This post is by Marie Spano, MS, RD
If you are considering weight loss surgery (bariatric surgery) or if you have had it already, you know that surgery isn’t a one shot deal. It requires a lifetime of follow up and close attention to nutrition to prevent complications, weight regain, obesity-associated comorbidities and nutrient deficiencies. And, according to the Endocrine Society, the world’s oldest, largest and most active organization devoted to research on hormones and the clinical practice of endocrinology, “bariatric surgery is not a guarantee of successful weight loss and maintenance.”
However, proper guidance and follow-up can improve postoperative outcomes. Here are a few of The Endocrine Society’s nutrition recommendations for bariatric surgery patients:
- Get 60 – 120 grams of protein daily to prevent the loss of lean body mass during weight loss.

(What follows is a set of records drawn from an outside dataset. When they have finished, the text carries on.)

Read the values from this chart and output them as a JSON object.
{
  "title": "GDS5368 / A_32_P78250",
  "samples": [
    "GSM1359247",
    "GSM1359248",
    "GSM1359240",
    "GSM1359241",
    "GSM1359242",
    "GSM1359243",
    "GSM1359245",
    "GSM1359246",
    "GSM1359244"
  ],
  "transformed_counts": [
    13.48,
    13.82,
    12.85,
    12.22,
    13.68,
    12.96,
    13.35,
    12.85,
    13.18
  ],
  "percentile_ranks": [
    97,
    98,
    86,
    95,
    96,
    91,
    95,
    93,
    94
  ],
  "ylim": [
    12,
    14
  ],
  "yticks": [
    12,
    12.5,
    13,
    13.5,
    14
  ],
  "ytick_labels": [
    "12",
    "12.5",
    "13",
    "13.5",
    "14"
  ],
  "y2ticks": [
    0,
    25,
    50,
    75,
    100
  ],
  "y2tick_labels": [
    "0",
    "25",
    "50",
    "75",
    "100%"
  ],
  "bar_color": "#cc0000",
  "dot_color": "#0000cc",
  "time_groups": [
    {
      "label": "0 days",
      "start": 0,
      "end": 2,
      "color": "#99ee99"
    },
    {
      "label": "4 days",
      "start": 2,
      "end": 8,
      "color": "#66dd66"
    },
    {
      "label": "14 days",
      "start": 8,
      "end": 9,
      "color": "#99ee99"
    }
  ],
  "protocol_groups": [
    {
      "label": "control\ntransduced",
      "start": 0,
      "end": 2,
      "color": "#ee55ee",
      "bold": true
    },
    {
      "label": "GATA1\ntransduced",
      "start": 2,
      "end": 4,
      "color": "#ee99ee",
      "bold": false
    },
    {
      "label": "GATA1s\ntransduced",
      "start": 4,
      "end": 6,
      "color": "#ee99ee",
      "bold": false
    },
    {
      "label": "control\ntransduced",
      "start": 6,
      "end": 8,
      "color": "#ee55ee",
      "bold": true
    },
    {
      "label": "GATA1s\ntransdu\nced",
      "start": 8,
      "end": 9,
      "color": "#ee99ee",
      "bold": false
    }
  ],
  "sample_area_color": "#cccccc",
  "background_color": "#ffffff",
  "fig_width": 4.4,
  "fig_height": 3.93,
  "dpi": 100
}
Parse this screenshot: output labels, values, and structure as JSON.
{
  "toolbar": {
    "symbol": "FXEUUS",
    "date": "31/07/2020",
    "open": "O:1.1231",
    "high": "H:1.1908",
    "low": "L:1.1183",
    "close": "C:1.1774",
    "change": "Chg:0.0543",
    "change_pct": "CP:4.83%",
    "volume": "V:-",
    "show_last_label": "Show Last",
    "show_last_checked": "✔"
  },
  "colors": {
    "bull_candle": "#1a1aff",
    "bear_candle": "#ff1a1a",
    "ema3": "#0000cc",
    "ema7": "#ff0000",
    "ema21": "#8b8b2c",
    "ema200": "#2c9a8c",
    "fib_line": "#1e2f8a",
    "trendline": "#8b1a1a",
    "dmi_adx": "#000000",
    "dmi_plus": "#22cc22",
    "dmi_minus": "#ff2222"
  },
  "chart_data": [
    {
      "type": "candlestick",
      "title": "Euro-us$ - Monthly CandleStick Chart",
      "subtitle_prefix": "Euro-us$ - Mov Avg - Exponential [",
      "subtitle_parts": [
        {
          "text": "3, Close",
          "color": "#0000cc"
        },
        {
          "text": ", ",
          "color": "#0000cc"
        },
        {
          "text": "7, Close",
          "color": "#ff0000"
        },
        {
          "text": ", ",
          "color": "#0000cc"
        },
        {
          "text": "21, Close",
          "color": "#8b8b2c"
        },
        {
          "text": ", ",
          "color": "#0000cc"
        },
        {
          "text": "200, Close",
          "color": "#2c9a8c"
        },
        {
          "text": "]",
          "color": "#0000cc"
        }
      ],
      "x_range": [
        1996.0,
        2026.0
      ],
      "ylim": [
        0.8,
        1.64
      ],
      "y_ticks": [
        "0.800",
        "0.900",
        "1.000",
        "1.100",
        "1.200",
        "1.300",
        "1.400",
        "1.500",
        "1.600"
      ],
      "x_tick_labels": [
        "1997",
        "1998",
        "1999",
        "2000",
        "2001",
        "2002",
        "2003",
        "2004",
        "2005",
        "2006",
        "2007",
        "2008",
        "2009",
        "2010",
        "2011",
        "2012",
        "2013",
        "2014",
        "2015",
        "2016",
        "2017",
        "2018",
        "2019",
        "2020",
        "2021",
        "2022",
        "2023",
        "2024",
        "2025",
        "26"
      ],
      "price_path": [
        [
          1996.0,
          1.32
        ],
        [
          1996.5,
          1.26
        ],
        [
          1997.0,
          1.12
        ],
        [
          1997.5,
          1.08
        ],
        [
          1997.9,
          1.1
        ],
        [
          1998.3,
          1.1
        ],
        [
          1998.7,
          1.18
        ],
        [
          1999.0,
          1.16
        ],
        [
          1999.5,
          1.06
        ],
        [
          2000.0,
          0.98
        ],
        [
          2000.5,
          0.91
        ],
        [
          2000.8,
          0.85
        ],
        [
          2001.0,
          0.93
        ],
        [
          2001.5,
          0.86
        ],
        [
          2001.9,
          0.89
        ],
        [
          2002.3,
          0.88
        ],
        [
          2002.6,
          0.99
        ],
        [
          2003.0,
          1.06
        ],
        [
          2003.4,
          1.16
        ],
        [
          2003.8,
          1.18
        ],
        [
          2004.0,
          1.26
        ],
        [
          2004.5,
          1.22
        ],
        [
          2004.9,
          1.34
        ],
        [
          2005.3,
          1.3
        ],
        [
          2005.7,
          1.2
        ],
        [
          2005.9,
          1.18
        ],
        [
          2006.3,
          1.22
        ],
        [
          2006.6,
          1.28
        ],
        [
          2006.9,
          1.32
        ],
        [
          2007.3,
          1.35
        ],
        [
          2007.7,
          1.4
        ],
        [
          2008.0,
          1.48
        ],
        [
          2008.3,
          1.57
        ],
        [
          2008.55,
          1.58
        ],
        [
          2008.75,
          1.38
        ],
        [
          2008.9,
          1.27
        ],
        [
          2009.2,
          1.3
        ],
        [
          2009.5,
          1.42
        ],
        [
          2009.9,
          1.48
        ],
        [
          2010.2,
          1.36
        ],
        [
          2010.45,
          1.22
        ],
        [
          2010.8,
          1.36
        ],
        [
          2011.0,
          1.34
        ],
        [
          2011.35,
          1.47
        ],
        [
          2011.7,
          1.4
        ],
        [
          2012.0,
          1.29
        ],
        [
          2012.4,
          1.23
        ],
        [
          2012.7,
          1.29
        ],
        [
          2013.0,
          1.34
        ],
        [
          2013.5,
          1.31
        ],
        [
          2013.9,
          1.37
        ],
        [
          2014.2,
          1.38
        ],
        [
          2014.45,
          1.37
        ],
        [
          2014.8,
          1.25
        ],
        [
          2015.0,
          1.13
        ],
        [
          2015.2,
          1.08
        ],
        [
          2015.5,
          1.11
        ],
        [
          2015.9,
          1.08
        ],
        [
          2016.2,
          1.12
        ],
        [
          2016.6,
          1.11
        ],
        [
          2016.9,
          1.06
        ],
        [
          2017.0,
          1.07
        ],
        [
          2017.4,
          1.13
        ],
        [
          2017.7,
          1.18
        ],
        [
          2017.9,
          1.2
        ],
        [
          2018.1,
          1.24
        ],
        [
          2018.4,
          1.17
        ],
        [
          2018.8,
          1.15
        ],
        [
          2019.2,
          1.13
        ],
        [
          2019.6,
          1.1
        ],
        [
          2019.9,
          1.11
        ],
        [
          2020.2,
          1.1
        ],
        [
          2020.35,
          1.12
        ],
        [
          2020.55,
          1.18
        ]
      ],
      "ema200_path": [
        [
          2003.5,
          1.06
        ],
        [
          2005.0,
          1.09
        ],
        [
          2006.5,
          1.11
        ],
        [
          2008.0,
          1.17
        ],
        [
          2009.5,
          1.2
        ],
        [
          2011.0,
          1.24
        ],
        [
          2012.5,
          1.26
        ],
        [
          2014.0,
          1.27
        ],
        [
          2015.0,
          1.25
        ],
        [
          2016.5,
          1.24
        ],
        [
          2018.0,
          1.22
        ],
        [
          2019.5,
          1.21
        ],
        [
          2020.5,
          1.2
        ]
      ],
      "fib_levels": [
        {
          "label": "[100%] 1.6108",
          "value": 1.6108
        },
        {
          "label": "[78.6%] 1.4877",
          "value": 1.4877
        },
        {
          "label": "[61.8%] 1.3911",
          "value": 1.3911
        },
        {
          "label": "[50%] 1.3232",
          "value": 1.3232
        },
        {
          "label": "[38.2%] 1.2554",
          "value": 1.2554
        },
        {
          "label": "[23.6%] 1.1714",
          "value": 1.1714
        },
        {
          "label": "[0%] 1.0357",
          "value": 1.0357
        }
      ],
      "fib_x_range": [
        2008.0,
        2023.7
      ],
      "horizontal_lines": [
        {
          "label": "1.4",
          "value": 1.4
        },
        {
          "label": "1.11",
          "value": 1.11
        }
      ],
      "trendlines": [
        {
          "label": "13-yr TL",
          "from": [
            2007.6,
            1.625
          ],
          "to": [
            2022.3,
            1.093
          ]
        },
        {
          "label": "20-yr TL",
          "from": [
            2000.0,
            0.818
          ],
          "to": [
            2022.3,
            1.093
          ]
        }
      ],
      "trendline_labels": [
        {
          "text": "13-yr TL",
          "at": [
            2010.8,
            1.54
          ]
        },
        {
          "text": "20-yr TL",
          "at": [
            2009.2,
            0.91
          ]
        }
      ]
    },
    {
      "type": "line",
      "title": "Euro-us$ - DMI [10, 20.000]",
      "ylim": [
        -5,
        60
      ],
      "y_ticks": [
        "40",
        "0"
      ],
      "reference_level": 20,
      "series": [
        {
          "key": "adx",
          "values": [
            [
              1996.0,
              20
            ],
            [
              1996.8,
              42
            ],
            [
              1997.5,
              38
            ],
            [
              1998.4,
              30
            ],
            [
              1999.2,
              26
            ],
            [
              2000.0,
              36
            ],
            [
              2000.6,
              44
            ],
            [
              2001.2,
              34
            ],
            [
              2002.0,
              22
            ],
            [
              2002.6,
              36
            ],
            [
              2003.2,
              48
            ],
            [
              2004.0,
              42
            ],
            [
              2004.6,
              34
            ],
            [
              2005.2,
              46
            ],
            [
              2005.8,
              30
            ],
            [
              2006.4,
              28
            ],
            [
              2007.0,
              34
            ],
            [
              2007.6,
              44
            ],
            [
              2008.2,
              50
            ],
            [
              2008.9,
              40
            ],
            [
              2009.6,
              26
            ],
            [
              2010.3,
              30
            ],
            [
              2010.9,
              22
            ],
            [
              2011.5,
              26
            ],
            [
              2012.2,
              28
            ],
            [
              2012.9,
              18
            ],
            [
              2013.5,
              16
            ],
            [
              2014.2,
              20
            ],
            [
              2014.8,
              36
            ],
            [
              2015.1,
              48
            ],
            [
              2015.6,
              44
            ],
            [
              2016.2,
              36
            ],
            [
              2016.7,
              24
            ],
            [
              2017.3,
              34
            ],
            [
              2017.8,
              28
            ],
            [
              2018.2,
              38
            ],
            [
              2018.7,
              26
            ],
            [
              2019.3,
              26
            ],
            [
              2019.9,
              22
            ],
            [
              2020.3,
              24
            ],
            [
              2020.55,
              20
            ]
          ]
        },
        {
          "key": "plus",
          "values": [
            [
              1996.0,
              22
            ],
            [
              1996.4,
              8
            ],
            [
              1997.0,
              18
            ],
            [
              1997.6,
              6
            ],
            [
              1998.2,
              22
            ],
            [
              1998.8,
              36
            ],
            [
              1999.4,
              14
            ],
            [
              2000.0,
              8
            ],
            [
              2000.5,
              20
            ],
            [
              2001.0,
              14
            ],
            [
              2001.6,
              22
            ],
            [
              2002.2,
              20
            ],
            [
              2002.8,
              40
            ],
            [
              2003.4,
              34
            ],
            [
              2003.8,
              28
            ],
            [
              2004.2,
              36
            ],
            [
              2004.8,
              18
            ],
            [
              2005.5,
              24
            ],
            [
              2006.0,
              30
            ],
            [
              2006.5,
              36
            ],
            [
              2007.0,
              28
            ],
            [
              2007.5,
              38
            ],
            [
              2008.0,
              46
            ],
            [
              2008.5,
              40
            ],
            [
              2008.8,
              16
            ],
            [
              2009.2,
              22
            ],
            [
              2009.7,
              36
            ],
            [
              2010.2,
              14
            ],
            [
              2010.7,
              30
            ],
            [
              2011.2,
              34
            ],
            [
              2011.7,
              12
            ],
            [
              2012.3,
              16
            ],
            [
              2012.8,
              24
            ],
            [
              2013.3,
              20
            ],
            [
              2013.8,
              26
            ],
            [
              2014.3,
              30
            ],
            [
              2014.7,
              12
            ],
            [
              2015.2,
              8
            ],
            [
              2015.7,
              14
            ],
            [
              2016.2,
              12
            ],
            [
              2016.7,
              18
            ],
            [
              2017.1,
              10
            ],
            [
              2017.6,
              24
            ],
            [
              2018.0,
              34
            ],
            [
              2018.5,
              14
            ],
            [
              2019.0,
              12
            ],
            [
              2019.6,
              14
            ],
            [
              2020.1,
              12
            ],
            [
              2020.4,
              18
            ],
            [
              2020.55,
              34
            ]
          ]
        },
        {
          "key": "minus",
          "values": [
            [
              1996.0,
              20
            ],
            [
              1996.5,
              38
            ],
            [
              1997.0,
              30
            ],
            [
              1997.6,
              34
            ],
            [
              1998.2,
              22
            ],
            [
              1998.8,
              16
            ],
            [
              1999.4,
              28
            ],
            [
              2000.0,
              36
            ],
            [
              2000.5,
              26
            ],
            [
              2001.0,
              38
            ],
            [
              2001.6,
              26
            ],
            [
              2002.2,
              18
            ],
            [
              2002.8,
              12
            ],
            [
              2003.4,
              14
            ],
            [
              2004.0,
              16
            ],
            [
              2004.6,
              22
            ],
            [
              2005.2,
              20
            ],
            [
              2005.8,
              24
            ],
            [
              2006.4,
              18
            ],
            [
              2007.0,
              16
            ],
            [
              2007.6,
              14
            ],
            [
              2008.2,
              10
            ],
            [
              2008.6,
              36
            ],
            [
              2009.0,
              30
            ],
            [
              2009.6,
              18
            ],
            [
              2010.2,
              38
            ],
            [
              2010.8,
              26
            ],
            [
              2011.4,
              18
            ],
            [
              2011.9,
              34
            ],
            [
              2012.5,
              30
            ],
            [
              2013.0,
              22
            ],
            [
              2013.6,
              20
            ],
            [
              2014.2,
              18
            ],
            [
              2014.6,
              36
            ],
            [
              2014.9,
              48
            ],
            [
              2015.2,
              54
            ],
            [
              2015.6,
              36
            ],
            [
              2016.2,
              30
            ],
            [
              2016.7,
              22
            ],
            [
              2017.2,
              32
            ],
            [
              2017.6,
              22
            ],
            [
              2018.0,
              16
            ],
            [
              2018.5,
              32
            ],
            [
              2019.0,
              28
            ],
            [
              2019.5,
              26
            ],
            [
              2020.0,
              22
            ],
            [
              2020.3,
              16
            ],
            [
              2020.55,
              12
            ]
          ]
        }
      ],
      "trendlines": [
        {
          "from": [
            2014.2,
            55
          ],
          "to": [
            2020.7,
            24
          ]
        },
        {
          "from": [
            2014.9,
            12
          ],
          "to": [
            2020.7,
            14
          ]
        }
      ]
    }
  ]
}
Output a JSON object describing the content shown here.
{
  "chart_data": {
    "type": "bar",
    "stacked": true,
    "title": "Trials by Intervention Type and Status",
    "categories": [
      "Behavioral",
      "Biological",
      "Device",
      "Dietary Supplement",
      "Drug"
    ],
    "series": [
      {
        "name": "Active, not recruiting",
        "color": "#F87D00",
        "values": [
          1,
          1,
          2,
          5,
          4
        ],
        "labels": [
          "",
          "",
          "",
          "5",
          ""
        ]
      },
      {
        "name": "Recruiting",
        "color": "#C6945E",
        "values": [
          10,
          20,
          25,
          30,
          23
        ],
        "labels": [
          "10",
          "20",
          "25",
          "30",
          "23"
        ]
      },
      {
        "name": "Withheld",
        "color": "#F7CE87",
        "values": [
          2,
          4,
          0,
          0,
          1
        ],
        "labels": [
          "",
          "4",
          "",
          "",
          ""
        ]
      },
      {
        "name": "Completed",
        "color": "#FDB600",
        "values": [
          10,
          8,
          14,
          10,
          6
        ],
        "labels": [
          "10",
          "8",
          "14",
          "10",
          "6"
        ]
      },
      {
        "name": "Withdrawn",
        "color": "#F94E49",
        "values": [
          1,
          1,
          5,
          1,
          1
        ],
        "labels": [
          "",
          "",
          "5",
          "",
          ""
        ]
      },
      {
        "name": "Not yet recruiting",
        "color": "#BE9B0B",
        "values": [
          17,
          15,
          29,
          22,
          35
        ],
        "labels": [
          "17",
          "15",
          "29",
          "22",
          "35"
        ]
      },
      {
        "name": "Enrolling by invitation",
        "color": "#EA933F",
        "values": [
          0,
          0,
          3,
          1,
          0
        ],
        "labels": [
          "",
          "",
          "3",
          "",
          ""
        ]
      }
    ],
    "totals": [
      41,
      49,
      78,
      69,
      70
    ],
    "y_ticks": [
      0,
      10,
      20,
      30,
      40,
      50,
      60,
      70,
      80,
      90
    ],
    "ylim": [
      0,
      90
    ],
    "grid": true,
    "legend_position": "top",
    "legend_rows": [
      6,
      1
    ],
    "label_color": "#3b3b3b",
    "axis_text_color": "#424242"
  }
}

- Consider long-term vitamin and mineral supplementation. Those who have had malabsorptive procedures (such as RYGB, gastric sleeve or biliopancreatic diversion) may need more extensive nutrition supplementation intervention including regular vitamin D and calcium supplementation.
- Get periodic clinical and biochemical monitoring for micro- and macronutritional deficiencies. If you have had a malabsorptive procedure, you should have your vitamin D, calcium, phosphorus, PTH and alkaline phosphatase levels checked every 6 months and also have a DEXA scan to examine bone density yearly until your bone density levels are stable.
- All patients should receive dietary instruction and post-surgery behavior modification after surgery and during long-term follow-up from a medical support team.